Discurso del odio y libertad de expresión

Antes de entrar en condenas judiciales creo que debería clarificarse qué se considera discurso del odio, porque eso es muy relativo. Me parece que la libertad de expresión es algo tan sumamente importante que condenar expresiones porque puedan considerarse «discurso del odio» puede acabar siendo contraproducente.

¿Qué es realmente discurso del odio?

#discurso del odio

Condenar el discurso del odio es caminar sobre la cuerda floja

No lo sé, y pienso que nadie lo sabe, no está específicamente explicado en ningún sitio, es algo subjetivo y por lo tanto complejo de definir.
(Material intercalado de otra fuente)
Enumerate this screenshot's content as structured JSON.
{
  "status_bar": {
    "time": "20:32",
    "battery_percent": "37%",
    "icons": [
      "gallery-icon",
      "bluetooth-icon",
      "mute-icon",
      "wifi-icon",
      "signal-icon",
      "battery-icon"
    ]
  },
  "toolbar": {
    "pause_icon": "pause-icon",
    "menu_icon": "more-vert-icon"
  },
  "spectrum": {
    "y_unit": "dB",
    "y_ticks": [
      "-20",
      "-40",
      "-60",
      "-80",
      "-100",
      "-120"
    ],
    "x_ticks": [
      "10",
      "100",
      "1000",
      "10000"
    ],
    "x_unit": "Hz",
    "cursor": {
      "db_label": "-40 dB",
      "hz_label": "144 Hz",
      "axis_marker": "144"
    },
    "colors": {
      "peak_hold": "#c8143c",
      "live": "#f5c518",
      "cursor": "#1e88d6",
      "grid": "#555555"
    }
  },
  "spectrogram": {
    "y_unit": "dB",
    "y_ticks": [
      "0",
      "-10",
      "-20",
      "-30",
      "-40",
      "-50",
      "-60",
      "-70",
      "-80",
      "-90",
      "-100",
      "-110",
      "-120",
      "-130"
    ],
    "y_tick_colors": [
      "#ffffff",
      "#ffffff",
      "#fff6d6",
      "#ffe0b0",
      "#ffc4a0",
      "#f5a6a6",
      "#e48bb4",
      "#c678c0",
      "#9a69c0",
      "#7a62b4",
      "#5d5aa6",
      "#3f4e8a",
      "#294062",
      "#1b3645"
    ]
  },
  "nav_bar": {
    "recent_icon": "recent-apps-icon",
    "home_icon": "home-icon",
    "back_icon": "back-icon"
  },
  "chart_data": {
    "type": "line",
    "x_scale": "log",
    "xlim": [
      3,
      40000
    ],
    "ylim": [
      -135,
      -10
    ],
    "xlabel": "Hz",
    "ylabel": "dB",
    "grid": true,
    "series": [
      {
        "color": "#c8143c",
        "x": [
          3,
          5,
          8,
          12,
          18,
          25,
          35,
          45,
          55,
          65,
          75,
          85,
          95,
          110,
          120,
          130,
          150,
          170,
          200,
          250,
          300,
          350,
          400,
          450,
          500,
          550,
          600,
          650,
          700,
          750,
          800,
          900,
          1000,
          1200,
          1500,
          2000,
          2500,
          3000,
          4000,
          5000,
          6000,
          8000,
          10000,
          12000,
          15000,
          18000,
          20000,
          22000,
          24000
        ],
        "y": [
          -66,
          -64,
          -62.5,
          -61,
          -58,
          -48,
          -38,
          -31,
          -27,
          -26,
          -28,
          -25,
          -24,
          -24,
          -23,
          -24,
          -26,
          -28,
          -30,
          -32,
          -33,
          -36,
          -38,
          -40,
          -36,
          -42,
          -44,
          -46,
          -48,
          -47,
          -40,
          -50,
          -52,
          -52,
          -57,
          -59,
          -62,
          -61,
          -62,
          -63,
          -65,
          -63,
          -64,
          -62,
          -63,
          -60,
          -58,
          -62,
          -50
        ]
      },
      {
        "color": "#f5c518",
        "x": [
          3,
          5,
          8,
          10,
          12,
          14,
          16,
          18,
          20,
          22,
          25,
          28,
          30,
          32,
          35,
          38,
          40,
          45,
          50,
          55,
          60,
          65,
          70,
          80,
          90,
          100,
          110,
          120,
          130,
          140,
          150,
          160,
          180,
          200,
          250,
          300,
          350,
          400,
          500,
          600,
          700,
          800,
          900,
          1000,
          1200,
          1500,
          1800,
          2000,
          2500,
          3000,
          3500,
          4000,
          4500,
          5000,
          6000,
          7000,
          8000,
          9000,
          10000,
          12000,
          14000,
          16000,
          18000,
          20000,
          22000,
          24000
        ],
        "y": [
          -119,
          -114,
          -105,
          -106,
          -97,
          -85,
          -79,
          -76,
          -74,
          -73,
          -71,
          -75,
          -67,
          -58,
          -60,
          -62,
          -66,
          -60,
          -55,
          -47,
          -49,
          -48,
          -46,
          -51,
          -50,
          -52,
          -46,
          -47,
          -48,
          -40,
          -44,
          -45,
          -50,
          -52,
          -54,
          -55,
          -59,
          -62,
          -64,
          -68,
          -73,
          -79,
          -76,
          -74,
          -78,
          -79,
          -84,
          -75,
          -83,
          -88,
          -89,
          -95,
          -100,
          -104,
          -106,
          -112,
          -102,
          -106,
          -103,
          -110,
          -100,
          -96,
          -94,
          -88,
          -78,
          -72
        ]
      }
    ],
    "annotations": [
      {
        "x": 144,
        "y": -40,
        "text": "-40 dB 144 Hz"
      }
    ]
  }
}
Yo soy el primero al que no le gustan muchos de los comentarios que se ven en Facebook o en Twitter a diario, o incluso en televisión, de hecho hace poco hablaba de ese asunto en relación con lo de los comentarios contra el torero fallecido. Pero una cosa es que no me guste y que incluso lo critique, y otra muy distinta es que apoye que se prohiba tajantemente y comencemos a ver condenas de cárcel por según qué comentarios. Creo que podemos entrar en una espiral nada deseable y cada vez se condenarán más cosas hasta llegar a cercenar la libertad de expresión.

Lo digo porque recientemente el Tribunal Supremo se ha pronunciado por vez primera sobre la difusión de mensajes enaltecedores del terrorismo en Twitter, condenando a un año de cárcel a María Lluch Sancho por humillación a las víctimas de ETA a través de su cuenta @melodalger [sandía].

El Supremo determina que las expresiones de esta usuaria de Twitter entraban dentro de eso que nadie sabe exactamente qué es: «Discurso del odio», no quedando por lo tanto protegidas por la libertad ideológica o libertad de expresión.

Yo discrepo a la vez que considero de muy mal gusto estos ataques verbales en las redes sociales; ambas cosas son compatibles. Creo que es más cuestión de educación que de justicia.

Aunque la decisión del Tribunal Supremo me pueda parecer desacertada, lo cierto es que reduce la que previamente había dictaminado la Audiencia Nacional que era de dos años.

Insisto: Poner los límites a esto es muy complejo, acabaremos cargándonos la libertad de expresión… Aunque quizá sea eso lo que estamos buscando entre todos para acabar viviendo anestesiados.

 

Ramón Cerdá

 

Ramón Cerdá
Empresario - Sociedades Urgentes
Ontinyent, 1964

Fundador de GMC Asesoría de Empresas, SOCIEDADES URGENTES y Mi Libro en Papel, además de escritor, novelista, bloguero, editor y corrector de textos en EL FANTASMA DE LOS SUEÑOS.

Autor de LA HABITACIÓN DE LAS MARIPOSAS, HACIENDA [NO] SOMOS TODOS, LOS ELEMENTOS DEL ESTILO LITERARIO y otros muchos títulos.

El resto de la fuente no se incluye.